What a loss it was for art that such a master hand Did not use its native strength to better purpose. Who surpassed him in the matter of paintings? But oh! The greater the talent, the more numerous the aberrations When it attaches itself to no principles, no rules, But imagines it knows everything of itself.

—ANDRIES PELS ON REMBRANDT, 1681

Back in his studio Jan sits down heavily on a chair. He gazes at a chicken bone, lying on the floor among a scattering of walnut shells. He cannot remember when he dropped them; the bone, with its tattered flesh, is gray with dust.

Jan sits there, thinking about love. He has had many women—foolish virgins, foolish wives. For a man who devotes his life to beauty he hasn’t been fussy.
There’s no such
thing as an ugly woman, just not enough brandy
. Of course he has loved them, after his fashion. He is a passionate man. He has whispered hot words into their ears and been sensually grateful to their bodies for responding to his. But afterward he wishes they would go home. If they stay there, sleeping, he inches his way out of bed, pulls on his breeches and gets back to work.

It is his habit to paint at night while the city sleeps. In the silence his paintings—involuntary insomniacs—confide in his brush as it brings them to life. To see what he is doing, however, he has to light many expensive candles, and this sometimes wakes up the occupant of his bed. Just knowing that a woman is watching him, of course, breaks his concentration. Sometimes they whisper to him,
come
back here
. Sometimes they chastise themselves for their lapse into sin. Sometimes, worst of all, they urge him to make an honest woman of them. If only women were not so irresistible. How much simpler to suck out the flesh from an oyster and drop the shell on the floor.

Sometimes he works right through the night and falls asleep at dawn. In the morning light his painting surprises him as if it is caught unawares. How exposed it looks, with its crude colors. He has to do some repainting. If a woman stayed the night she will have left by now, in a fluster of remorse. Only his true mistress remains—badly daubed, surprised, but surrendering herself again to his brush.
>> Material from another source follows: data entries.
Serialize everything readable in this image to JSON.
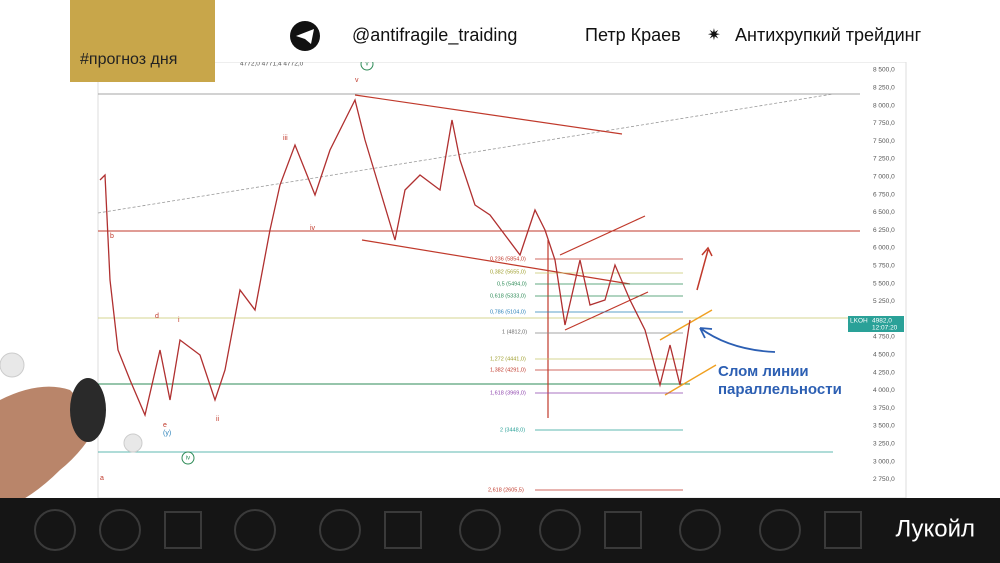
{
  "header": {
    "tag": "#прогноз дня",
    "handle": "@antifragile_traiding",
    "author": "Петр Краев",
    "brand": "Антихрупкий трейдинг"
  },
  "ohlc": "4772,0  4771,4  4772,0",
  "price_axis": [
    "8 500,0",
    "8 250,0",
    "8 000,0",
    "7 750,0",
    "7 500,0",
    "7 250,0",
    "7 000,0",
    "6 750,0",
    "6 500,0",
    "6 250,0",
    "6 000,0",
    "5 750,0",
    "5 500,0",
    "5 250,0",
    "4 750,0",
    "4 500,0",
    "4 250,0",
    "4 000,0",
    "3 750,0",
    "3 500,0",
    "3 250,0",
    "3 000,0",
    "2 750,0"
  ],
  "price_tag": {
    "ticker": "LKOH",
    "price": "4982,0",
    "time": "12:07:20"
  },
  "fib_levels": [
    "0,236 (5854,0)",
    "0,382 (5655,0)",
    "0,5 (5494,0)",
    "0,618 (5333,0)",
    "0,786 (5104,0)",
    "1 (4812,0)",
    "1,272 (4441,0)",
    "1,382 (4291,0)",
    "1,618 (3969,0)",
    "2 (3448,0)",
    "2,618 (2605,5)"
  ],
  "waves": [
    "v",
    "iii",
    "iv",
    "b",
    "d",
    "i",
    "ii",
    "e",
    "(y)",
    "a",
    "iv",
    "v"
  ],
  "annotation": [
    "Слом линии",
    "параллельности"
  ],
  "footer": "Лукойл"
}
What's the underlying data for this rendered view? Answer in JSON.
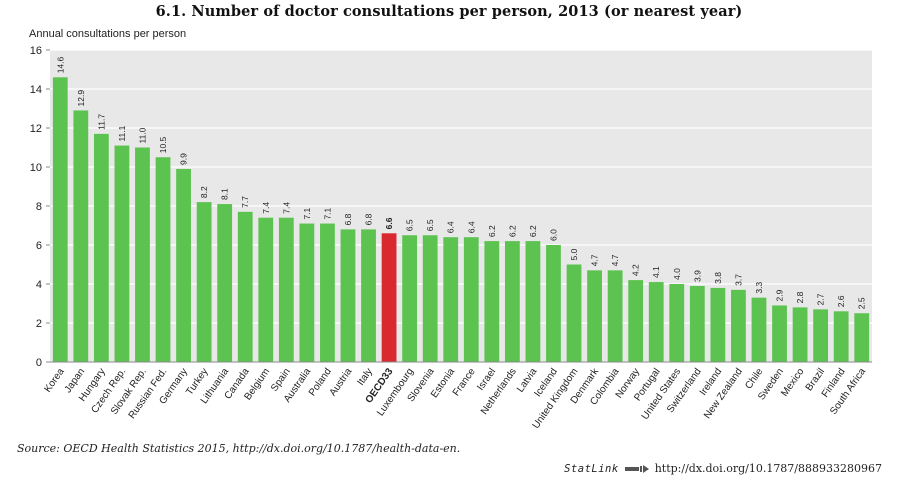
{
  "title": "6.1.  Number of doctor consultations per person, 2013 (or nearest year)",
  "source": "Source:  OECD Health Statistics 2015, http://dx.doi.org/10.1787/health-data-en.",
  "statlink": {
    "brand": "StatLink",
    "url": "http://dx.doi.org/10.1787/888933280967"
  },
  "colors": {
    "bar": "#5cc350",
    "highlight": "#d9282f",
    "plot_bg": "#e8e8e8",
    "grid": "#ffffff"
  },
  "chart_data": {
    "type": "bar",
    "ylabel": "Annual consultations per person",
    "xlabel": "",
    "ylim": [
      0,
      16
    ],
    "yticks": [
      0,
      2,
      4,
      6,
      8,
      10,
      12,
      14,
      16
    ],
    "grid": true,
    "highlight_category": "OECD33",
    "categories": [
      "Korea",
      "Japan",
      "Hungary",
      "Czech Rep.",
      "Slovak Rep.",
      "Russian Fed.",
      "Germany",
      "Turkey",
      "Lithuania",
      "Canada",
      "Belgium",
      "Spain",
      "Australia",
      "Poland",
      "Austria",
      "Italy",
      "OECD33",
      "Luxembourg",
      "Slovenia",
      "Estonia",
      "France",
      "Israel",
      "Netherlands",
      "Latvia",
      "Iceland",
      "United Kingdom",
      "Denmark",
      "Colombia",
      "Norway",
      "Portugal",
      "United States",
      "Switzerland",
      "Ireland",
      "New Zealand",
      "Chile",
      "Sweden",
      "Mexico",
      "Brazil",
      "Finland",
      "South Africa"
    ],
    "values": [
      14.6,
      12.9,
      11.7,
      11.1,
      11.0,
      10.5,
      9.9,
      8.2,
      8.1,
      7.7,
      7.4,
      7.4,
      7.1,
      7.1,
      6.8,
      6.8,
      6.6,
      6.5,
      6.5,
      6.4,
      6.4,
      6.2,
      6.2,
      6.2,
      6.0,
      5.0,
      4.7,
      4.7,
      4.2,
      4.1,
      4.0,
      3.9,
      3.8,
      3.7,
      3.3,
      2.9,
      2.8,
      2.7,
      2.6,
      2.5
    ]
  }
}
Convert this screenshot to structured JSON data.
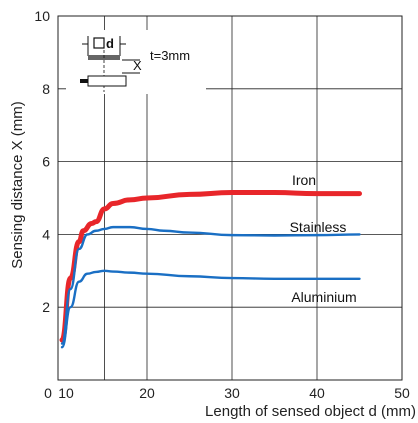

Jan gets up. For once he has no appetite for work. He paces up and down and leans his head against the chimneypiece. Did Sophia Sandvoort mean it when she pushed him away? Were her protestations sincere? Maybe he has made a terrible mistake. He could not stop himself; he had to see her. It is out of his control.

The first visit it was simply lust. Sophia was a challenge but not an insurmountable one. A young woman married to a pompous old man—they were usually conquered in the end. They are a traded commodity, like a bale of flax, and though they are dutiful they don’t truly love their husbands; how could they? A painter seems a romantic proposition, and though they fear damnation they finally surrender themselves, as long as the rules are observed.

Yesterday, however, during the second sitting, something happened. The old man was droning on . . .
tulip bulbs
. . .
de
Heem
. . . How ponderously Jan’s countrymen hold forth. She sat there, as modest as the Madonna in her blue dress. Suddenly they had looked at each other with such complicity. Her face spoke to him—merriment, exasperation. And something darker, something that pierced his heart.